Hobbs, who has been on both sides of the table, said she intentionally de-emphasized campaign promises because of uncertainties that face elected officials.

"When you are on the outside looking in, things look a whole lot different than they do on the inside looking out," she said.

A new skepticism also may characterize Pulaski County's new School Board, with three of five new members elected Tuesday.

Sybil Atkinson, who lost the Robinson District seat, raised her share of questions but not as many as Rhea Saltz, who will replace her, when he served on the at-large seat from 1990 to 1993. Saltz and Draper District representative Lewis Pratt, who was unopposed, always went into more detail than other members in scrutinizing issues before the board.

Massie District member Nathan Tuck and Cloyd District representative Carolyn Brown were among the more quiet participants in board discussions.
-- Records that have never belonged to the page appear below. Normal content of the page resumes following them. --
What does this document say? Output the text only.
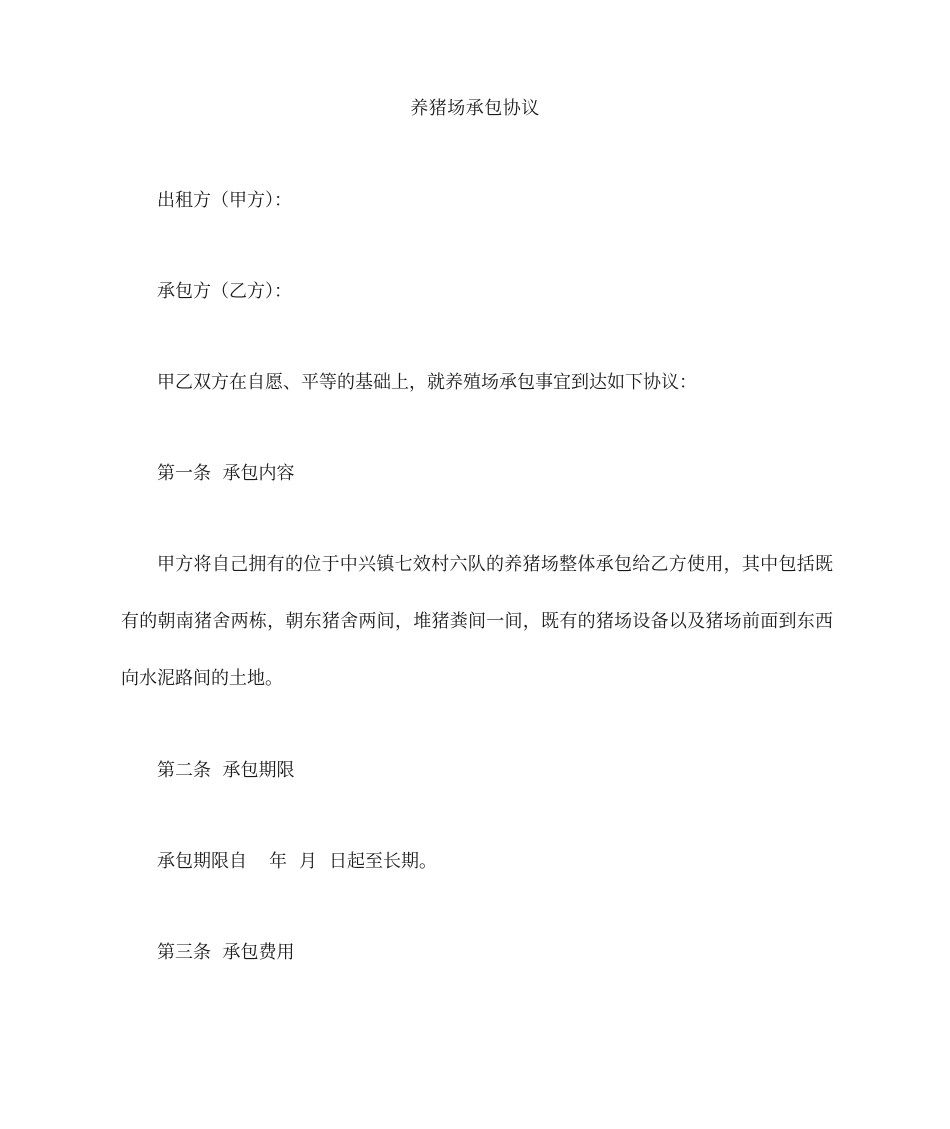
养猪场承包协议
出租方（甲方）：
承包方（乙方）：
甲乙双方在自愿、平等的基础上，就养殖场承包事宜到达如下协议：
第一条  承包内容
甲方将自己拥有的位于中兴镇七效村六队的养猪场整体承包给乙方使用，其中包括既有的朝南猪舍两栋，朝东猪舍两间，堆猪粪间一间，既有的猪场设备以及猪场前面到东西向水泥路间的土地。
第二条  承包期限
承包期限自 年 月 日起至长期。
第三条  承包费用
It is unlikely that Jeff Bain and Beth Nelson, who unseated them, will be.

Bain is coming in with an agenda to make board meetings more accessible to the public, first by removing the sign-up sheet required before anyone can address the board. Nelson has an extensive background in education ranging from the classroom through administration to posts at Radford University before her retirement, and is likely to have her ideas on issues as well.

One issue that Saltz, Pratt, Bain and Nelson already seem to agree on is that a recommendation from a county building needs task force, to consolidate the Pulaski and Dublin Middle Schools, is a bad idea. The remaining member, current Chairman Ron Chaffin who won a new term in the Ingles District, has said only that the board needs to study the task force recommendations and involve the community more in such decisions.

The Pulaski County Board of Supervisors will get two new members next year: Charles Cook, who ousted Ira "Pete" Crawford in the Draper District, and former sheriff Frank Conner, who narrowly won the Massie seat being vacated by Mason Vaughan in a race with Andy McCready.

Vaughan, like Conner, is a Democrat. But Crawford is a Republican, and Democrat Cook's victory over him will change the majority party on the five-member governing body.